The All Blacks hadn't lost a World Cup game since 2007, had never lost to England at a World Cup, and went into the semifinal on a six-game winning streak in head-to-heads and having won 15 of the last 16. All those streaks are over.
Much will be made of England's V-formation that straddled both sides of the halfway during the haka. New Zealand captain Kieran Read said it wasn't a factor because it wasn't part of the game. It was, though, a clear statement that England wasn't going to give the All Blacks any chance to get on the front foot.
"We wanted to not just stand there and not let them come at us," England captain Owen Farrell said. "We wanted to keep a respectful distance. And be respectful, but we didn't want to just stand in a flat line and let them come at us."
England's Australian coach Eddie Jones had spoken all week of how vulnerable the All Blacks were as the hot favorites, despite describing them as the best team in sport.

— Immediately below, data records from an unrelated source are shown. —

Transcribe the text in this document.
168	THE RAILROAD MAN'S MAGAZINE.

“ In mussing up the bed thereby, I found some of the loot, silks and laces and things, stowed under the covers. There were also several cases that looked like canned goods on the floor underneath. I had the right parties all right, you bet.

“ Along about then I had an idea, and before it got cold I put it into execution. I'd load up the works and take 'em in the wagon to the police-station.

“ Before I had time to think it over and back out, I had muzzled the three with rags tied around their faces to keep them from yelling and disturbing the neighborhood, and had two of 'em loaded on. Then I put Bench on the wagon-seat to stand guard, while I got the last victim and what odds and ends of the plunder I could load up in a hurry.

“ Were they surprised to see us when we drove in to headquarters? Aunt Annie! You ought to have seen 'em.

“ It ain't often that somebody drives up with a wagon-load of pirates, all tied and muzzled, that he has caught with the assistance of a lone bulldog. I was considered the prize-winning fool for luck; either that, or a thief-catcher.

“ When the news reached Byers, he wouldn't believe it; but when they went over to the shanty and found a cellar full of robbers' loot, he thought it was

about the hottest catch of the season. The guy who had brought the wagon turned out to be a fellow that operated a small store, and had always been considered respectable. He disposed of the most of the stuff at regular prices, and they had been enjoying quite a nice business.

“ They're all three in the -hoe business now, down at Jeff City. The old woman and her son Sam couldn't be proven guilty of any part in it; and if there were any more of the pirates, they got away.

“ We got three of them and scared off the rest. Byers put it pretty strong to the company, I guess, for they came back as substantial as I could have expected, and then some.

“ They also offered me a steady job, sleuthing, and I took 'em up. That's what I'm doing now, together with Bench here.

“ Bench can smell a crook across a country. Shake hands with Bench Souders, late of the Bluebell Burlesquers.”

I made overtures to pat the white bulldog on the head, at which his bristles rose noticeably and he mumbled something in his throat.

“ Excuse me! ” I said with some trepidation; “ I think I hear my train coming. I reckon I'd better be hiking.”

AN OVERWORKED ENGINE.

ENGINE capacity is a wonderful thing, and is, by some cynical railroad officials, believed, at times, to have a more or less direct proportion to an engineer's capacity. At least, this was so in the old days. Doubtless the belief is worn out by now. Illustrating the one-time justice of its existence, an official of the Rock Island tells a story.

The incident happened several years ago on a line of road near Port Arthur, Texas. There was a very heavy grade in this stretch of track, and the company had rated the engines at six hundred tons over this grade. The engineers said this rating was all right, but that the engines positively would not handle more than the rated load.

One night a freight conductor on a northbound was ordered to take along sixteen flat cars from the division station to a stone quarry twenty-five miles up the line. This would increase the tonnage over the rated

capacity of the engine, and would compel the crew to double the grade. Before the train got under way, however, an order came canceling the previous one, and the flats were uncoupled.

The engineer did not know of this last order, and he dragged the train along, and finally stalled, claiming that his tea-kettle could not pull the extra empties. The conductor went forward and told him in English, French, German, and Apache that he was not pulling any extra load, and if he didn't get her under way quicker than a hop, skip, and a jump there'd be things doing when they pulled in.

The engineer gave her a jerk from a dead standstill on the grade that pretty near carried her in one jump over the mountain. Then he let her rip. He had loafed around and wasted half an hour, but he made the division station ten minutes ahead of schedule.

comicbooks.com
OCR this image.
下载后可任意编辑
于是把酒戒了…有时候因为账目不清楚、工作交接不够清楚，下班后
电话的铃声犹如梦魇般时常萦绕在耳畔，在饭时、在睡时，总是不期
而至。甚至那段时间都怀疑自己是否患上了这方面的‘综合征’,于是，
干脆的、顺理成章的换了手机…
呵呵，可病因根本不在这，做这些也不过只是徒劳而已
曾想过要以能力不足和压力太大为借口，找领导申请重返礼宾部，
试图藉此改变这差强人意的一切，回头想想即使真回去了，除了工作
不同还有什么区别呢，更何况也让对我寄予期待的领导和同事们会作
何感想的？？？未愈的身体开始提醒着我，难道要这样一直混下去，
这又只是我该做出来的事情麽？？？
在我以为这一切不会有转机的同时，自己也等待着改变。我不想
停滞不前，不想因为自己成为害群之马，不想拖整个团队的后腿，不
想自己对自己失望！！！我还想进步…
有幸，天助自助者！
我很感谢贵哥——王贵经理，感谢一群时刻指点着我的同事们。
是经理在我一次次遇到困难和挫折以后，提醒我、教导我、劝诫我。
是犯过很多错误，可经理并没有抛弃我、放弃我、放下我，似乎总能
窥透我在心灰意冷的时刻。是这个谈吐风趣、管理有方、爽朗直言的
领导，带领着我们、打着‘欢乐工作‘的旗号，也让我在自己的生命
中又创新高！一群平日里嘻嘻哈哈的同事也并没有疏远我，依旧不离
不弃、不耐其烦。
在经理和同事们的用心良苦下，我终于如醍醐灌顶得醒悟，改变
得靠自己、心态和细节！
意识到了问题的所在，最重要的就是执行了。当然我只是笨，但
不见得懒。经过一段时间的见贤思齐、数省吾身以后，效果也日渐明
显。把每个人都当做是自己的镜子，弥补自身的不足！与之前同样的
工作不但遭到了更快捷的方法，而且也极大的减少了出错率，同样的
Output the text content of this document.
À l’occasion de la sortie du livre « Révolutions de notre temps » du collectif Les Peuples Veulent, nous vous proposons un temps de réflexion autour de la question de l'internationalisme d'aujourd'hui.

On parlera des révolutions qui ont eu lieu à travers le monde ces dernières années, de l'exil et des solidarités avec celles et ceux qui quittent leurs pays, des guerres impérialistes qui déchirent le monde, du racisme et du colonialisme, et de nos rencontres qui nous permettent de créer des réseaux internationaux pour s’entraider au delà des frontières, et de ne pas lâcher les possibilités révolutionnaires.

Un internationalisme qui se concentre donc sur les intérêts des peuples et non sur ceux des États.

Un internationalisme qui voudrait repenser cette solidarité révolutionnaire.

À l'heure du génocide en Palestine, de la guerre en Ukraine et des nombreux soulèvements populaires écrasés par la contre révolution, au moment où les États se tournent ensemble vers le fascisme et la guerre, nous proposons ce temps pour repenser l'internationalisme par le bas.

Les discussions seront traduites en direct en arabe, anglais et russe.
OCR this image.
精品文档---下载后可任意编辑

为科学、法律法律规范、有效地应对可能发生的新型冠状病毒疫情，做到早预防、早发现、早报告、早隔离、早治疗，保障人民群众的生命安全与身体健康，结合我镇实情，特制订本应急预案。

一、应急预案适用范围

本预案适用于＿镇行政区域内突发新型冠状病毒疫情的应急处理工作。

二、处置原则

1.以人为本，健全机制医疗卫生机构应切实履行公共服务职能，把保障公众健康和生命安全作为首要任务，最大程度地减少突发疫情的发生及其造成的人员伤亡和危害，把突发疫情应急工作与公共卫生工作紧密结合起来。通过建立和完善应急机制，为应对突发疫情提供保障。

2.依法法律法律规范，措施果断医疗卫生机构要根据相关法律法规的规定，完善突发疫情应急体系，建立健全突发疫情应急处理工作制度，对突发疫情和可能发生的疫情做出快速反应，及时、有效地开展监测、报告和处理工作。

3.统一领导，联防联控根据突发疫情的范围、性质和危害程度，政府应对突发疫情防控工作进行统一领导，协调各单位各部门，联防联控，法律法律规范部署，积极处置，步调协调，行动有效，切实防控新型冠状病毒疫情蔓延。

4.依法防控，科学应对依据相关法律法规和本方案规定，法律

"New Zealand is a god of rugby," Jones said in a comment translated from Japanese. He added, in English: "So we wanted to take it to them, show we could take the game to them. We wanted to put them on the back foot as much as we could."
Objective achieved. Jones strikes again.
Jones coached Australia to the 2003 final which ended in an extra-time loss to England — so far the Northern Hemisphere's only Rugby World Cup crown.
He was a consultant on South Africa's title win in 2007, sealed with a victory over England, guided Japan to a shocking win over South Africa at the 2015 World Cup pool stage and has now got England to the final.
"We've had 2 ½ years to prepare for it. They've had a week to prepare," Jones said, recalling how England targeted this game when the tournament draw was made. "We've been unconsciously preparing for this."
The plan doesn't stop there.
"We set out four years ago ... we wanted to be the best team in the world and we're not the best team in the world," Jones said. "But we've got an opportunity to play in a game where we could be and that's the only thing we're concerned with."
England will next play the winner of Sunday's semifinal between two-time champion South Africa and Wales. Four years ago, no northern teams reached the semis. After Saturday, teams from the north have at least a 50-50 shot of winning it.
The New Zealanders rallied from 15-0 down to win their last meeting against England 16-15, but this time England didn't give them a chance. And that included two tries disallowed by the Television Match Official.
"There's no shame in getting beaten by them," New Zealand coach Steve Hansen said, but "there's a lot of hurt." What hurt Hansen more was the suggestion that the All Blacks didn't turn up hungry to win. He invited a reporter to step outside the news conference room for daring to question his team's commitment.
England always led after Tuilagi's try, which Owen Farrell converted. Flyhalf George Ford kicked four penalties to keep the scoreboard pressure on.
New Zealand was overwhelmed in almost every aspect of the game, with even its try coming from an England mistake when hooker Jamie George overthrew at a lineout. Ardie Savea collected and dived over in the 57th minute.
England made fewer tackles — 145-161 — but made them count in a system sharpened by defense coach John Mitchell — an ex-All Blacks coach — and typified by flanker Sam Underhill's robust hits on Read and Jordie Barrett. New Zealand conceded more penalties (11-6) and turnovers.
The first of the disallowed tries was in the 25th, when the TMO ruled against Underhill's try because Tom Curry blocked two defenders when he crossed in front of a ball-playing Kyle Sinckler.
But Underhill earned a penalty that allowed Ford to make it 10-0 at halftime. It was only the second time New Zealand had been held scoreless in the first half of a World Cup game — the first was in a semifinal loss to Australia in 1991.
Scrumhalf Ben Youngs scurried over six minutes after the break, but again the TMO overruled, deciding that an England forward lost control of the ball in a maul before it was regathered by his teammate in front.
Another Ford penalty made it 13-0 before New Zealand finally scored, and suddenly there was six points in it.
An ominous end of that comeback came on the hour, though, when Underhill caught and tackled Jordie Barrett as New Zealand was launching a counterattack.
Two further penalties made the margin too big to overcome.
It's been a tough year for New Zealand teams against England, after the Cricket World Cup went to England on an unusual tiebreaker countback.
New Zealand will have to play off for bronze in what will be Hansen's last match in charge. And this loss to England will be tough to come back from.